ML benchmark ranking tools — IQM, Bayesian pairwise, and Dolan-Moré performance profiles
Project description
evaluma
A small Python package for comparing machine learning models across benchmark suites. Given a CSV of per-model, per-dataset scores, evaluma can compute three complementary views of the results:
- IQM ranking — interquartile mean with bootstrapped confidence intervals, following Agarwal et al. (2021)
- Bayesian pairwise comparison — posterior probabilities that model A beats model B (or is practically equivalent), via baycomp
- Dolan-Moré performance profiles — cumulative distribution of performance ratios and area-under-profile scores
Documentation
Full documentation, including tutorials and API reference, is available at evaluma.readthedocs.io.
Installation
pip install evaluma
For a development install from source:
git clone https://github.com/nilsleh/evaluma
cd evaluma
pip install -e ".[dev]"
Quick start
Python API
import evaluma
bench = evaluma.load_df(
"results.csv",
model="model",
dataset="dataset",
metric="metric",
score="score",
)
# IQM ranking with 95% bootstrap CI
iqm = bench.iqm_ranking()
print(iqm.table)
fig = iqm.plot()
fig.savefig("iqm.png")
# Bayesian pairwise probabilities
bayes = bench.bayesian_comparison()
print(bayes.table)
# Dolan-Moré performance profiles
profiles = bench.performance_profiles()
fig = profiles.plot()
CLI
# Run all three analyses and write six output files
evaluma report results.csv \
--model model --dataset dataset --metric metric --score score \
--output results/
# Individual subcommands
evaluma rank results.csv --model model --dataset dataset --metric metric --score score --output results/
evaluma compare results.csv --model model --dataset dataset --metric metric --score score --output results/
evaluma profiles results.csv --model model --dataset dataset --metric metric --score score --output results/
Each subcommand writes a .csv table and a .png figure to --output.
Column mapping
If your CSV uses different column names, pass them explicitly:
evaluma report results.csv \
--model experiment --dataset task --metric measure --score value \
--output results/
Or put them in a YAML config file:
# config.yaml
model: experiment
dataset: task
metric: measure
score: value
evaluma report results.csv --config config.yaml --output results/
Lower-is-better metrics
bench = evaluma.load_df(
"results.csv",
model="model", dataset="dataset", metric="metric", score="score",
metric_direction={"rmse": "min"},
)
evaluma report results.csv ... --metric-direction rmse:min
Filtering models or datasets
bench_ab = bench.select_models(["ModelA", "ModelB"])
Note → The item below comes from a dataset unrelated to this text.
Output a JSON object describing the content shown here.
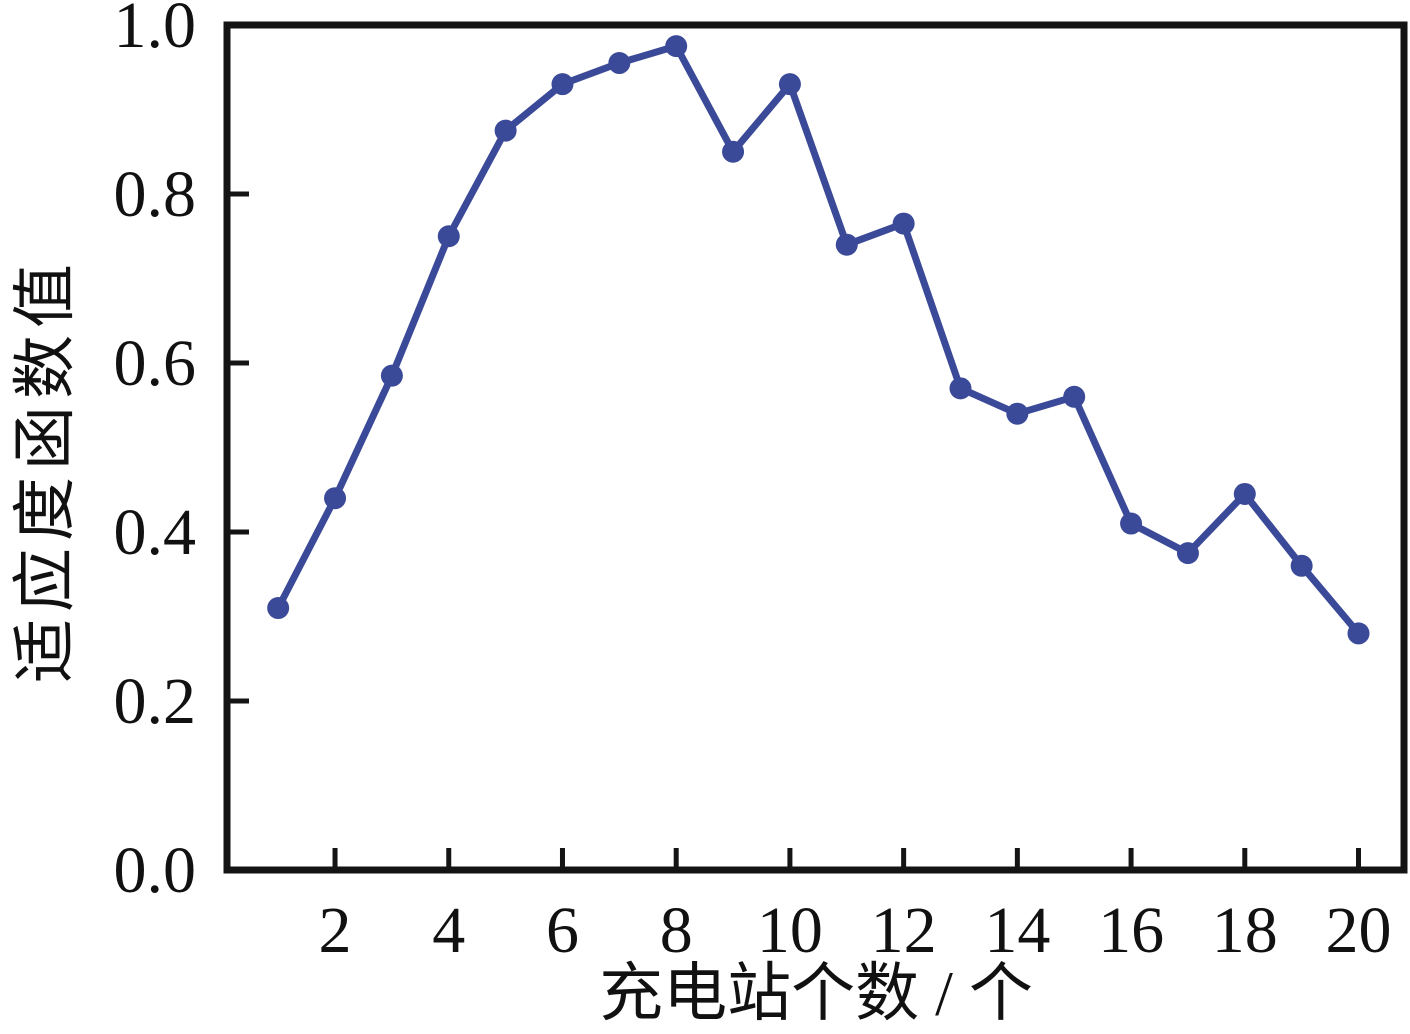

bench_core = bench.select_datasets(["dataset1", "dataset2", "dataset3"])
Input format
evaluma expects a long-format CSV with one row per (model, dataset) combination:
model,dataset,metric,score
ModelA,dataset1,acc,0.91
ModelA,dataset2,acc,0.87
ModelB,dataset1,acc,0.84
...
Multiple seeds are supported — pass --seed seed_col and evaluma aggregates by mean before analysis.
Contributing
git clone https://github.com/nilsleh/evaluma
cd evaluma
pip install -e ".[dev]"
# Run tests
pytest --cov=evaluma --cov-report=term-missing
# Lint and format
ruff check .
ruff format .
# Type checking
ty check
Bug reports and pull requests are welcome on GitHub.
License
Apache License 2.0. See LICENSE for the full text.
Citation
If you use evaluma in your research, please cite:
@software{lehmann2026evaluma,
author = {Lehmann, Nils},
title = {evaluma: ML Benchmark Ranking Tools},
year = {2026},
url = {https://github.com/nilsleh/evaluma},
version = {0.1.0},
}
also cite the works of the underlying methods and frameworks used:
@inproceedings{agarwal2021deep,
title = {Deep Reinforcement Learning at the Edge of the Statistical Precipice},
author = {Agarwal, Rishabh and Schwarzer, Max and Castro, Pablo Samuel
and Courville, Aaron and Bellemare, Marc G.},
booktitle = {Advances in Neural Information Processing Systems},
year = {2021},
}
@article{benavoli2017time,
title = {Time for a Change: a Tutorial for Comparing Multiple Classifiers
Through Bayesian Analysis},
author = {Benavoli, Alessio and Corani, Giorgio and Dem{\v{s}}ar, Janez
and Zaffalon, Marco},
journal = {Journal of Machine Learning Research},
volume = {18},
number = {77},
pages = {1--36},
year = {2017},
}
@article{dolan2002benchmarking,
title = {Benchmarking Optimization Software with Performance Profiles},
author = {Dolan, Elizabeth D. and Mor{\'e}, Jorge J.},
journal = {Mathematical Programming},
volume = {91},
pages = {201--213},
year = {2002},
}
Project details
Release history Release notifications | RSS feed
Download files
Download the file for your platform. If you're not sure which to choose, learn more about installing packages.
Source Distribution
Built Distribution
Filter files by name, interpreter, ABI, and platform.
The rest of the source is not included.